Now, open the lining flat out with the kickpleat panel also lying flat so that only the lining and kickpleat panel are on the surface of the table. Make sure the left back skirt piece is not underneath.

Use a slip stitch to sew the lining to the kickpleat panel. If you were to attach the rest of the lining all around the skirt there is a good chance that while slip stitching you’d catch some threads from the left hand skirt piece. This would make the kickpleat panel attached to the skirt as well as the kickpleat. The result is that the skirt, when viewed from the outside, does not fall straight and smooth.


Step 6

6. After slip stitching the lining to the edge of the left hand kickpleat panel, the rest of the lining is pinned and based into place around the skirt waist.

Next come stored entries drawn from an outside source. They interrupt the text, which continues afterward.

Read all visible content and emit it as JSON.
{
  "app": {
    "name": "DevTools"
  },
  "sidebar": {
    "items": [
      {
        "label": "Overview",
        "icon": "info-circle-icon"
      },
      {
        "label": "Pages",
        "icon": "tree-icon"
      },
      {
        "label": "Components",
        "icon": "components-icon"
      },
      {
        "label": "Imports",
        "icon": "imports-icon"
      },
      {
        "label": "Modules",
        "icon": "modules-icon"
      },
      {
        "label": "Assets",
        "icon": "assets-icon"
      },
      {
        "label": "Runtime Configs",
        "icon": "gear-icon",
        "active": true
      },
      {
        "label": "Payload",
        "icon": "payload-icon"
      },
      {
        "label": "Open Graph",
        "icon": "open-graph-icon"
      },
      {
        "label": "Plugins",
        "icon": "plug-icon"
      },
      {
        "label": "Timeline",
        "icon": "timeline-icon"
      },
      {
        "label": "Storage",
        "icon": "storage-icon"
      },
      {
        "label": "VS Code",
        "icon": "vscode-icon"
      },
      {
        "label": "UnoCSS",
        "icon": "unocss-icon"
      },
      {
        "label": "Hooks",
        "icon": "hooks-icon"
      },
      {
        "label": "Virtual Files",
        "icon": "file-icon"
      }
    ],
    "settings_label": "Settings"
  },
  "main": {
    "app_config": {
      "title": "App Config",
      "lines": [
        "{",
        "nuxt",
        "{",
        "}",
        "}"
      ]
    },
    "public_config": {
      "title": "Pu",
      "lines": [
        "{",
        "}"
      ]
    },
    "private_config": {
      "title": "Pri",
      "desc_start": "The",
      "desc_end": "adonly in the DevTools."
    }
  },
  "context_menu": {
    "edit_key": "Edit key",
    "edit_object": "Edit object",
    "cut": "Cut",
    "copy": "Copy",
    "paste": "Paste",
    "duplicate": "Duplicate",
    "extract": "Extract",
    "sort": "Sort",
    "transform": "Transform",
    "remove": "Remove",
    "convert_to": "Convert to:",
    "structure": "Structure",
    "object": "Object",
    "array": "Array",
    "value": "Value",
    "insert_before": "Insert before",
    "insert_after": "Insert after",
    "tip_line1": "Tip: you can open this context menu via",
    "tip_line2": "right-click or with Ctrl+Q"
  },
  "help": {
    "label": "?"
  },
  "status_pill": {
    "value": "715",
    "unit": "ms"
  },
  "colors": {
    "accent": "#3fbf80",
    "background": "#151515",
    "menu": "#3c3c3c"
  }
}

When reaching the right hand panel of the kickpleat, the lining is pinned and basted at the very edge of the panel.


Step 7

 7. This is how the inside of the skirt looks after the lining has been completely attached.




Step 8

8. Here you see the lining completely attached to the skirt. All that remains to be is for the right hand lining panel to be slip stitched to the skift right kickpleat panel.

When the skirt is worn it will look like this from the inside.


 Step 9

9. Slip stitch the right hand lining to the right kickpleat panel.

Remove all basting threads. This is how the skirt looks from outside. The bottom portion will lie flat. The top portion is what will open when you walk. Since the width of the pleat ranges from 2″ to 3″ most of the leg will be covered.

The waistband is prepared and sewn in the same as for the Donna Skirt. When that is finished the skirt is placed on the dress form or hung up for 24-48 hours so the grain settles. Then the hems of lining and skirt are finished and turned up for hemming.

The point at which the kickpleat opens can be finished with a crow’s foot embroidery or a small bar tack. It’s up to you. A crows foot draws attention to the opening of the kickpleat and looks beautiful when done in silk thread. But it has to be very neat. I think a bar tack is more discreet and less work. It doesn’t draw the eye downward. It’s up to you and how much emphasis you want to give the kickpleat.

I will prepare a series of photos showing how the finished hem looks.